Le banche rifiutano il finanziamento del VI lotto di SIA

Non solo le banche hanno rifiutato il piano economico presentato da SIA srl per costruire il VI lotto, ma i contratti di servizio devono ancora essere firmati dai sindaci e questo compromette la già  fragile tenuta del carrozzone della raccolta e dello smaltimento dei rifiuti nei comuni consorziati.

è un momento delicato per il Consorzio di Bacino, il cui presidente pro tempore, Franco Metta, incalzato dai colleghi e da una minoranza sempre più nutrita ed in rotta di collisione con i vertici, ha chiesto l’intervento della Regione Puglia nella gestione della società  in house. La nuova tegola del deferimento all’autorità  giudiziaria per una discarica abusiva nei pressi di Forcone Cafiero si aggiunge all’aumento dell’ecotassa regionale che, per i comuni come Cerignola che non hanno raggiunto gli standard minimi di differenziata, schizza ai massimi indici.
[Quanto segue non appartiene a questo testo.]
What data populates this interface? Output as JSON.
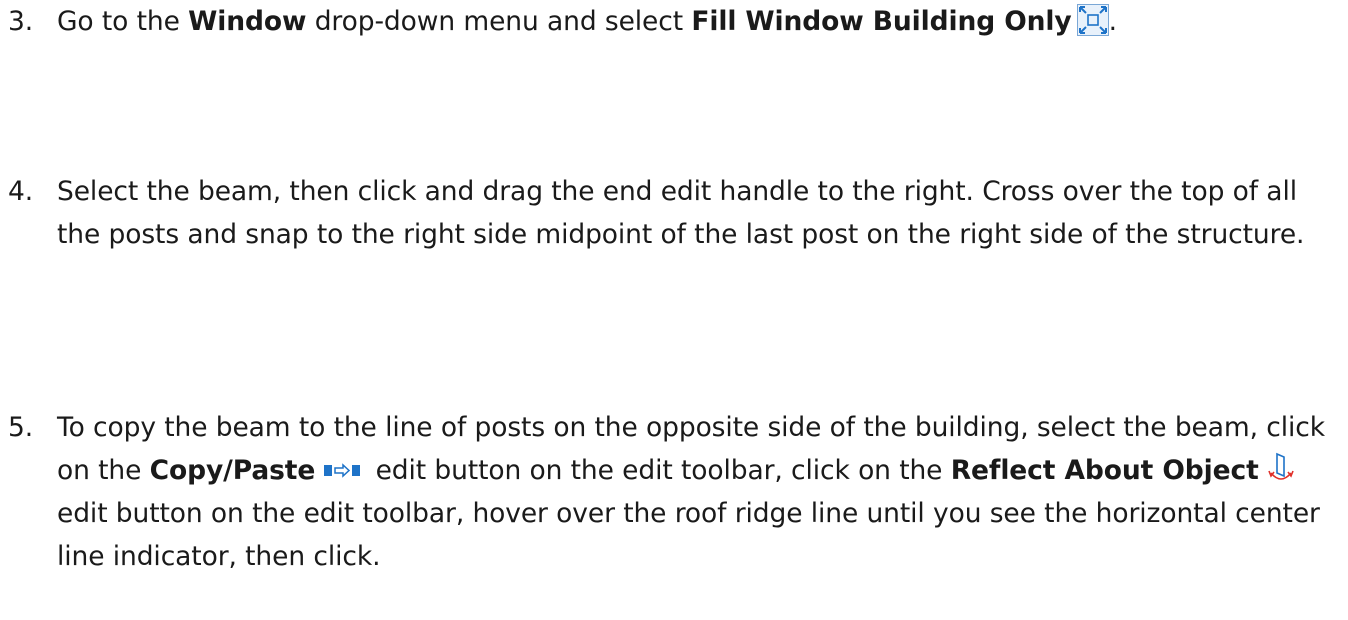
{
  "steps": [
    {
      "number": "3.",
      "parts": {
        "t1": "Go to the ",
        "b1": "Window",
        "t2": " drop-down menu and select ",
        "b2": "Fill Window Building Only",
        "t3": "."
      },
      "icons": [
        "fill-window-building-only-icon"
      ]
    },
    {
      "number": "4.",
      "parts": {
        "t1": "Select the beam, then click and drag the end edit handle to the right. Cross over the top of all the posts and snap to the right side midpoint of the last post on the right side of the structure."
      }
    },
    {
      "number": "5.",
      "parts": {
        "t1": "To copy the beam to the line of posts on the opposite side of the building, select the beam, click on the ",
        "b1": "Copy/Paste",
        "t2": " edit button on the edit toolbar, click on the ",
        "b2": "Reflect About Object",
        "t3": " edit button on the edit toolbar, hover over the roof ridge line until you see the horizontal center line indicator, then click."
      },
      "icons": [
        "copy-paste-icon",
        "reflect-about-object-icon"
      ]
    }
  ],
  "colors": {
    "text": "#1a1a1a",
    "icon_blue": "#1e73c8",
    "icon_bg": "#e8f1fb",
    "icon_border": "#7aa7d6",
    "reflect_arrow": "#e0302a"
  }
}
Prima della pausa estiva, infatti, è naufragata la prima trattativa con l’istituto di credito BNL per il finanziamento del VI lotto di discarica. Il suo mancato ampliamento, infatti, ha determinato non solo lo smaltimento dei rifiuti del Consorzio a Grottaglie, con conseguente aumento dei costi, ma anche sensibili diminuzioni delle entrate rivenienti dai compensi che gli altri 21 comuni della provincia assicuravano insieme ai loro rifiuti presso Forcone Cafiero. Con il “”no”” dell’istituto di credito a finanziare il VI lotto- trattative comunque avviate con due anni di ritardo rispetto alle autorizzazioni regionali già  incassate – Sia srl ha cercato una nuova soluzione sottoscrivendo un protocollo di intesa con la ASE. Alla base un reciproco scambio: da un lato la solidità  economica dell’azienda gemella, che potrebbe permettere le garanzie che oggi mancano presso le banche, dall’altra un ingresso manfredoniano nella discarica di Cerignola a prezzi calmierati e più convenienti rispetto a quelli sostenuti fino ad oggi. Dunque il cantiere per l’avviamento dei lavori del VI lotto di discarica non è ancora partito, nonostante i buoni auspici iniziali.

Per quanto riguarda i contratti di servizio, invece, la battaglia interna al Consorzio tra BAT e Orta Nova contro Cerignola e i restanti Reali Siti rimane intatta. La priorità  è riadeguare gli importi, ritenuti sotto soglia rispetto all’effettiva portata del servizio; i sindaci, invece, pur disposti a pagare, richiedono un incremento delle prestazioni. Dettaglio, quest’ultimo, che SIA srl sembra non poter sufficientemente garantire per scarsezza di mezzi e risorse. Da due anni, proprio su questo tema, è stallo totale. Anche se il presidente del consorzio ha accettato una delle richieste formulate dai colleghi sindaci e per tale ragione è stato dato incarico ad un consulente esterno di valutare in maniera capillare i nuovi contratti calibrandoli sul giusto rapporto tra costi e servizi.

Il commissario dell’agenzia per il servizio di gestione del ciclo dei rifiuti Gianfranco Grandaliano rimane alle finestra: la possibilità  che la Regione Puglia entri direttamente nel controllo di SIA, con formule giuridiche ancora da accertare, è più che una ipotesi giacchè scongiurare il fallimento della società  in house è un obiettivo condiviso.